In the weeks ahead, investigators are expected to:

  • Conduct forensic audits of loan sanction files and disbursal patterns
  • Reconstruct the fund-flow trail from banks to builders to diverted destinations
  • Examine internal bank communications and credit committee approvals
  • Identify specific bank officials whose sign-offs bypassed RBI norms
  • Pursue asset attachments against accused builders
  • File chargesheets in the first batch of 28 cases, whose investigation is reportedly nearing completion

Expect arrests. Expect named officials. Expect, in the apex court’s own words, an attempt to finally answer the question the homebuyers have been asking for a decade: who is responsible, and who will pay?

The Bottom Line

For close to fifteen years, a structured, repeatable, and remarkably profitable fraud model operated in plain sight of every regulator in India. Builders promised homes they had no intention of delivering on time. Banks funded them without checking. Homebuyers paid, and paid, and paid, for an asset that existed only on a brochure.

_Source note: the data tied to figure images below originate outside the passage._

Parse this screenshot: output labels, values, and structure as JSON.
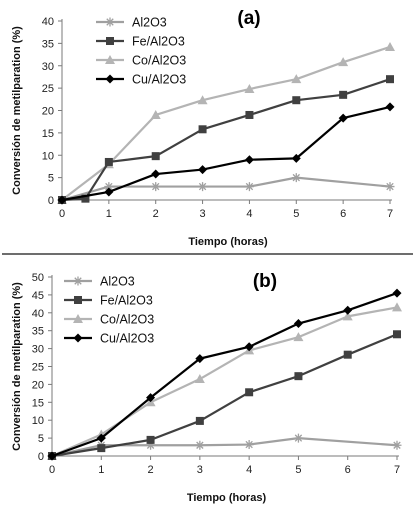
{
  "chart_data": [
    {
      "type": "line",
      "panel_label": "(a)",
      "xlabel": "Tiempo (horas)",
      "ylabel": "Conversión de metilparation (%)",
      "x": [
        0,
        1,
        2,
        3,
        4,
        5,
        6,
        7
      ],
      "xlim": [
        0,
        7
      ],
      "ylim": [
        0,
        40
      ],
      "yticks": [
        0,
        5,
        10,
        15,
        20,
        25,
        30,
        35,
        40
      ],
      "grid": false,
      "legend_position": "top-left",
      "series": [
        {
          "name": "Al2O3",
          "marker": "star",
          "color": "#a0a0a0",
          "x": [
            0,
            1,
            2,
            3,
            4,
            5,
            7
          ],
          "values": [
            0,
            3,
            3,
            3,
            3,
            5,
            3
          ]
        },
        {
          "name": "Fe/Al2O3",
          "marker": "square",
          "color": "#404040",
          "x": [
            0,
            0.5,
            1,
            2,
            3,
            4,
            5,
            6,
            7
          ],
          "values": [
            0,
            0.3,
            8.5,
            9.8,
            15.8,
            19,
            22.3,
            23.5,
            27
          ]
        },
        {
          "name": "Co/Al2O3",
          "marker": "triangle",
          "color": "#b4b4b4",
          "x": [
            0,
            1,
            2,
            3,
            4,
            5,
            6,
            7
          ],
          "values": [
            0,
            8,
            19,
            22.3,
            24.8,
            27,
            30.8,
            34.2
          ]
        },
        {
          "name": "Cu/Al2O3",
          "marker": "diamond",
          "color": "#000000",
          "x": [
            0,
            1,
            2,
            3,
            4,
            5,
            6,
            7
          ],
          "values": [
            0,
            1.8,
            5.8,
            6.8,
            9,
            9.3,
            18.3,
            20.8
          ]
        }
      ]
    },
    {
      "type": "line",
      "panel_label": "(b)",
      "xlabel": "Tiempo (horas)",
      "ylabel": "Conversión de metilparation (%)",
      "x": [
        0,
        1,
        2,
        3,
        4,
        5,
        6,
        7
      ],
      "xlim": [
        0,
        7
      ],
      "ylim": [
        0,
        50
      ],
      "yticks": [
        0,
        5,
        10,
        15,
        20,
        25,
        30,
        35,
        40,
        45,
        50
      ],
      "grid": false,
      "legend_position": "top-left",
      "series": [
        {
          "name": "Al2O3",
          "marker": "star",
          "color": "#a0a0a0",
          "x": [
            0,
            1,
            2,
            3,
            4,
            5,
            7
          ],
          "values": [
            0,
            3,
            3,
            3,
            3.2,
            5,
            3
          ]
        },
        {
          "name": "Fe/Al2O3",
          "marker": "square",
          "color": "#404040",
          "x": [
            0,
            1,
            2,
            3,
            4,
            5,
            6,
            7
          ],
          "values": [
            0,
            2.2,
            4.5,
            9.8,
            17.8,
            22.3,
            28.3,
            34
          ]
        },
        {
          "name": "Co/Al2O3",
          "marker": "triangle",
          "color": "#b4b4b4",
          "x": [
            0,
            1,
            2,
            3,
            4,
            5,
            6,
            7
          ],
          "values": [
            0,
            6,
            15,
            21.5,
            29.5,
            33.2,
            39,
            41.5
          ]
        },
        {
          "name": "Cu/Al2O3",
          "marker": "diamond",
          "color": "#000000",
          "x": [
            0,
            1,
            2,
            3,
            4,
            5,
            6,
            7
          ],
          "values": [
            0,
            5,
            16.3,
            27.2,
            30.5,
            37,
            40.7,
            45.5
          ]
        }
      ]
    }
  ]
}
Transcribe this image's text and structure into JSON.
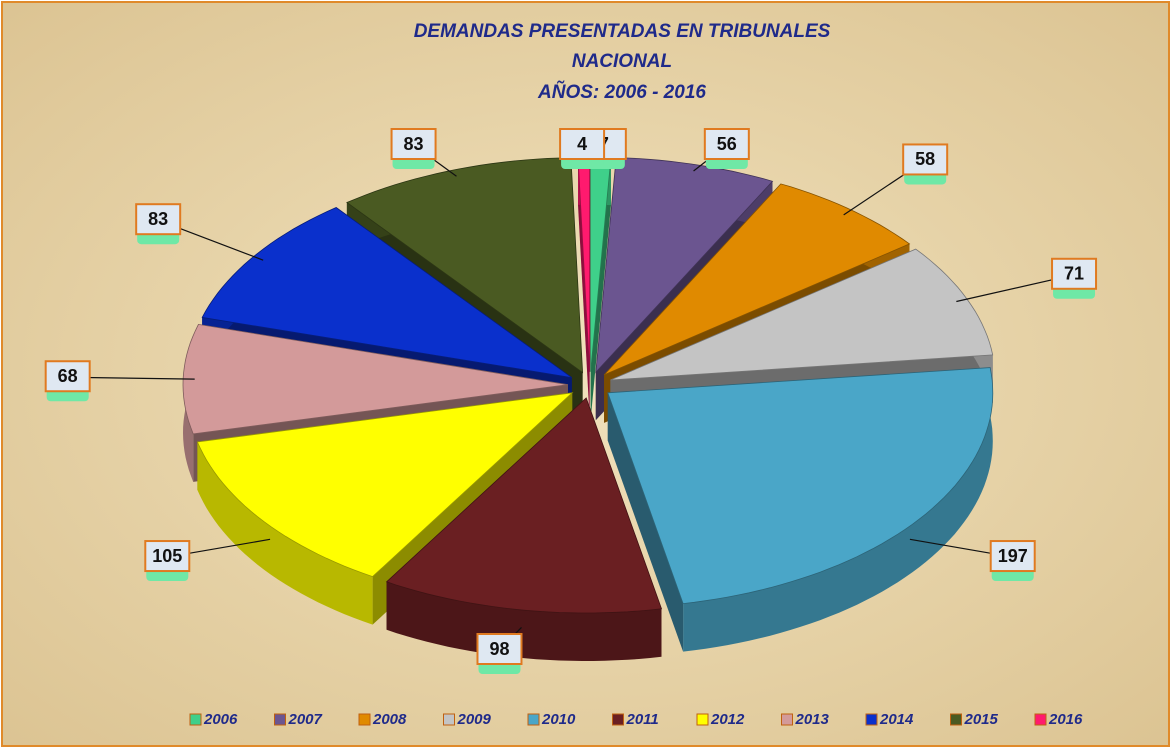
{
  "chart_data": {
    "type": "pie",
    "title": [
      "DEMANDAS PRESENTADAS  EN  TRIBUNALES",
      "NACIONAL",
      "AÑOS: 2006 - 2016"
    ],
    "categories": [
      "2006",
      "2007",
      "2008",
      "2009",
      "2010",
      "2011",
      "2012",
      "2013",
      "2014",
      "2015",
      "2016"
    ],
    "values": [
      7,
      56,
      58,
      71,
      197,
      98,
      105,
      68,
      83,
      83,
      4
    ],
    "colors": [
      "#3fd08a",
      "#6b5590",
      "#e08a00",
      "#c4c4c4",
      "#4aa6c8",
      "#6a1f22",
      "#ffff00",
      "#d39a9a",
      "#0a30cc",
      "#4a5a22",
      "#ff1a6e"
    ],
    "legend": "bottom"
  }
}
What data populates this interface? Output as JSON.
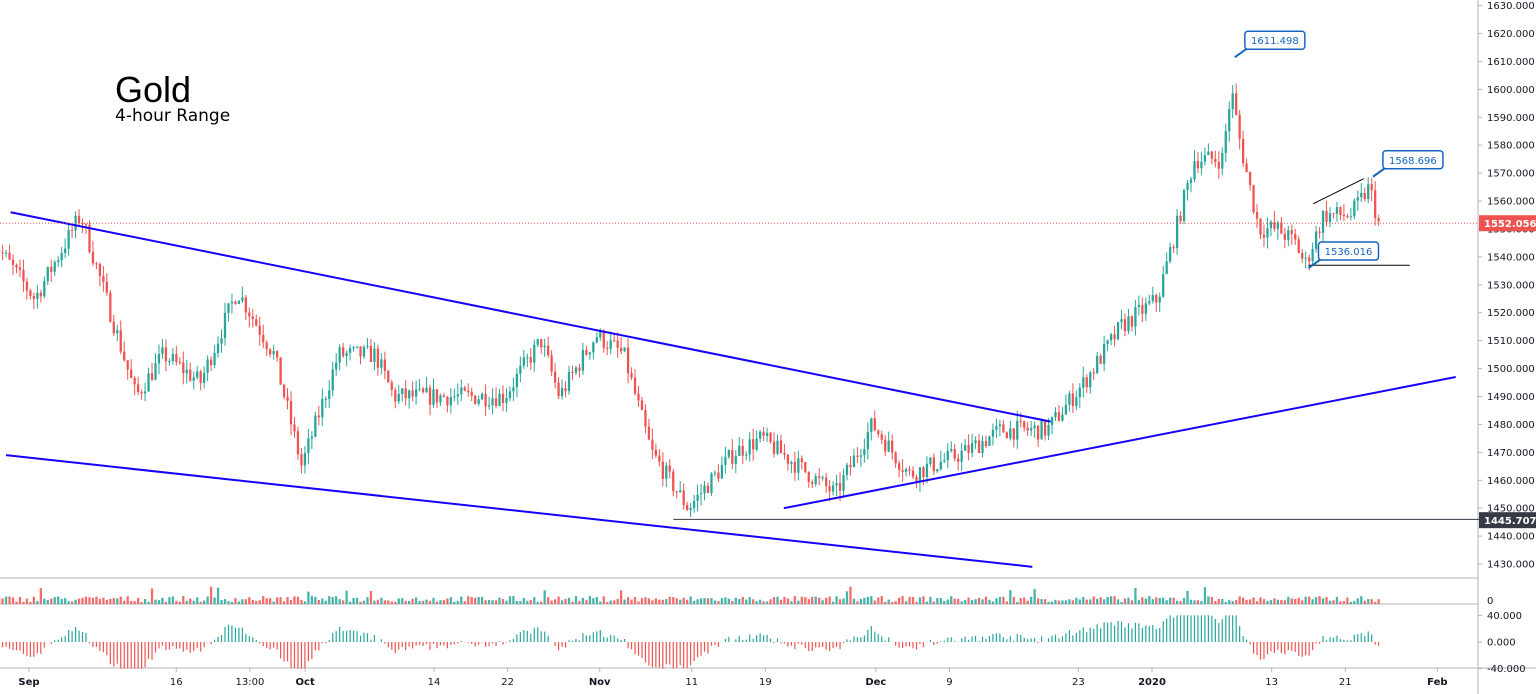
{
  "chart_data": {
    "type": "candlestick",
    "title": "Gold",
    "subtitle": "4-hour Range",
    "x_ticks": [
      {
        "label": "Sep",
        "bold": true
      },
      {
        "label": "16",
        "bold": false
      },
      {
        "label": "13:00",
        "bold": false
      },
      {
        "label": "Oct",
        "bold": true
      },
      {
        "label": "14",
        "bold": false
      },
      {
        "label": "22",
        "bold": false
      },
      {
        "label": "Nov",
        "bold": true
      },
      {
        "label": "11",
        "bold": false
      },
      {
        "label": "19",
        "bold": false
      },
      {
        "label": "Dec",
        "bold": true
      },
      {
        "label": "9",
        "bold": false
      },
      {
        "label": "23",
        "bold": false
      },
      {
        "label": "2020",
        "bold": true
      },
      {
        "label": "13",
        "bold": false
      },
      {
        "label": "21",
        "bold": false
      },
      {
        "label": "Feb",
        "bold": true
      }
    ],
    "x_tick_days": [
      0,
      16,
      24,
      30,
      44,
      52,
      62,
      72,
      80,
      92,
      100,
      114,
      122,
      135,
      143,
      153
    ],
    "price_axis": {
      "ylim": [
        1425,
        1632
      ],
      "ticks": [
        "1430.000",
        "1440.000",
        "1450.000",
        "1460.000",
        "1470.000",
        "1480.000",
        "1490.000",
        "1500.000",
        "1510.000",
        "1520.000",
        "1530.000",
        "1540.000",
        "1550.000",
        "1560.000",
        "1570.000",
        "1580.000",
        "1590.000",
        "1600.000",
        "1610.000",
        "1620.000",
        "1630.000"
      ],
      "current_price": "1552.056",
      "marked_low": "1445.707",
      "current_color": "#ef5350",
      "marked_color": "#363a45"
    },
    "volume_axis": {
      "tick": "0"
    },
    "oscillator_axis": {
      "ticks": [
        "40.000",
        "0.000",
        "-40.000"
      ],
      "ylim": [
        -48,
        48
      ]
    },
    "price_path": [
      {
        "day": -4,
        "price": 1548
      },
      {
        "day": 1,
        "price": 1525
      },
      {
        "day": 6,
        "price": 1555
      },
      {
        "day": 12,
        "price": 1490
      },
      {
        "day": 15,
        "price": 1505
      },
      {
        "day": 19,
        "price": 1495
      },
      {
        "day": 23,
        "price": 1528
      },
      {
        "day": 27,
        "price": 1505
      },
      {
        "day": 30,
        "price": 1465
      },
      {
        "day": 34,
        "price": 1505
      },
      {
        "day": 38,
        "price": 1505
      },
      {
        "day": 40,
        "price": 1490
      },
      {
        "day": 43,
        "price": 1490
      },
      {
        "day": 47,
        "price": 1490
      },
      {
        "day": 52,
        "price": 1490
      },
      {
        "day": 56,
        "price": 1510
      },
      {
        "day": 58,
        "price": 1490
      },
      {
        "day": 62,
        "price": 1512
      },
      {
        "day": 65,
        "price": 1505
      },
      {
        "day": 68,
        "price": 1470
      },
      {
        "day": 72,
        "price": 1450
      },
      {
        "day": 77,
        "price": 1470
      },
      {
        "day": 80,
        "price": 1475
      },
      {
        "day": 84,
        "price": 1465
      },
      {
        "day": 88,
        "price": 1455
      },
      {
        "day": 92,
        "price": 1480
      },
      {
        "day": 96,
        "price": 1462
      },
      {
        "day": 102,
        "price": 1470
      },
      {
        "day": 106,
        "price": 1478
      },
      {
        "day": 111,
        "price": 1478
      },
      {
        "day": 115,
        "price": 1495
      },
      {
        "day": 119,
        "price": 1515
      },
      {
        "day": 123,
        "price": 1525
      },
      {
        "day": 125,
        "price": 1550
      },
      {
        "day": 127,
        "price": 1575
      },
      {
        "day": 130,
        "price": 1575
      },
      {
        "day": 131,
        "price": 1600
      },
      {
        "day": 132,
        "price": 1580
      },
      {
        "day": 134,
        "price": 1550
      },
      {
        "day": 136,
        "price": 1550
      },
      {
        "day": 138,
        "price": 1545
      },
      {
        "day": 139,
        "price": 1537
      },
      {
        "day": 141,
        "price": 1555
      },
      {
        "day": 144,
        "price": 1555
      },
      {
        "day": 146,
        "price": 1565
      },
      {
        "day": 147,
        "price": 1552
      }
    ],
    "candle_count": 400,
    "day_range": [
      -4,
      147
    ],
    "trend_lines": [
      {
        "from": {
          "day": -2,
          "price": 1556
        },
        "to": {
          "day": 111,
          "price": 1481
        },
        "color": "#1500ff"
      },
      {
        "from": {
          "day": -2.5,
          "price": 1469
        },
        "to": {
          "day": 109,
          "price": 1429
        },
        "color": "#1500ff"
      },
      {
        "from": {
          "day": 82,
          "price": 1450
        },
        "to": {
          "day": 155,
          "price": 1497
        },
        "color": "#1500ff"
      },
      {
        "from": {
          "day": 70,
          "price": 1446
        },
        "to": {
          "day": 158,
          "price": 1446
        },
        "color": "#363a45"
      },
      {
        "from": {
          "day": 139,
          "price": 1537
        },
        "to": {
          "day": 150,
          "price": 1537
        },
        "color": "#000000"
      },
      {
        "from": {
          "day": 139.5,
          "price": 1559
        },
        "to": {
          "day": 145,
          "price": 1568
        },
        "color": "#000000"
      }
    ],
    "callouts": [
      {
        "label": "1611.498",
        "anchor_day": 131,
        "anchor_price": 1611.5,
        "side": "up-right"
      },
      {
        "label": "1568.696",
        "anchor_day": 146,
        "anchor_price": 1568.7,
        "side": "up-right"
      },
      {
        "label": "1536.016",
        "anchor_day": 139,
        "anchor_price": 1536.0,
        "side": "up-right"
      }
    ],
    "colors": {
      "up": "#26a69a",
      "down": "#ef5350",
      "grid": "#ffffff",
      "axis_border": "#b2b5be"
    }
  }
}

Now, with 77 raids in a single day, 50 FIRs under an apex-court-monitored probe, some of India’s largest banks named as accused, and the Central Bureau of Investigation physically seizing files from corporate offices from Faridabad to Bengaluru, the reckoning has finally begun.

real estate

Whether it will be enough to return the keys of a home to a middle-class family that has been waiting since 2014 — or whether it will, like so many Indian financial scandals, end in a whimper of bureaucratic delay — is the question the country will watch being answered, one raid, one chargesheet, and one verdict at a time.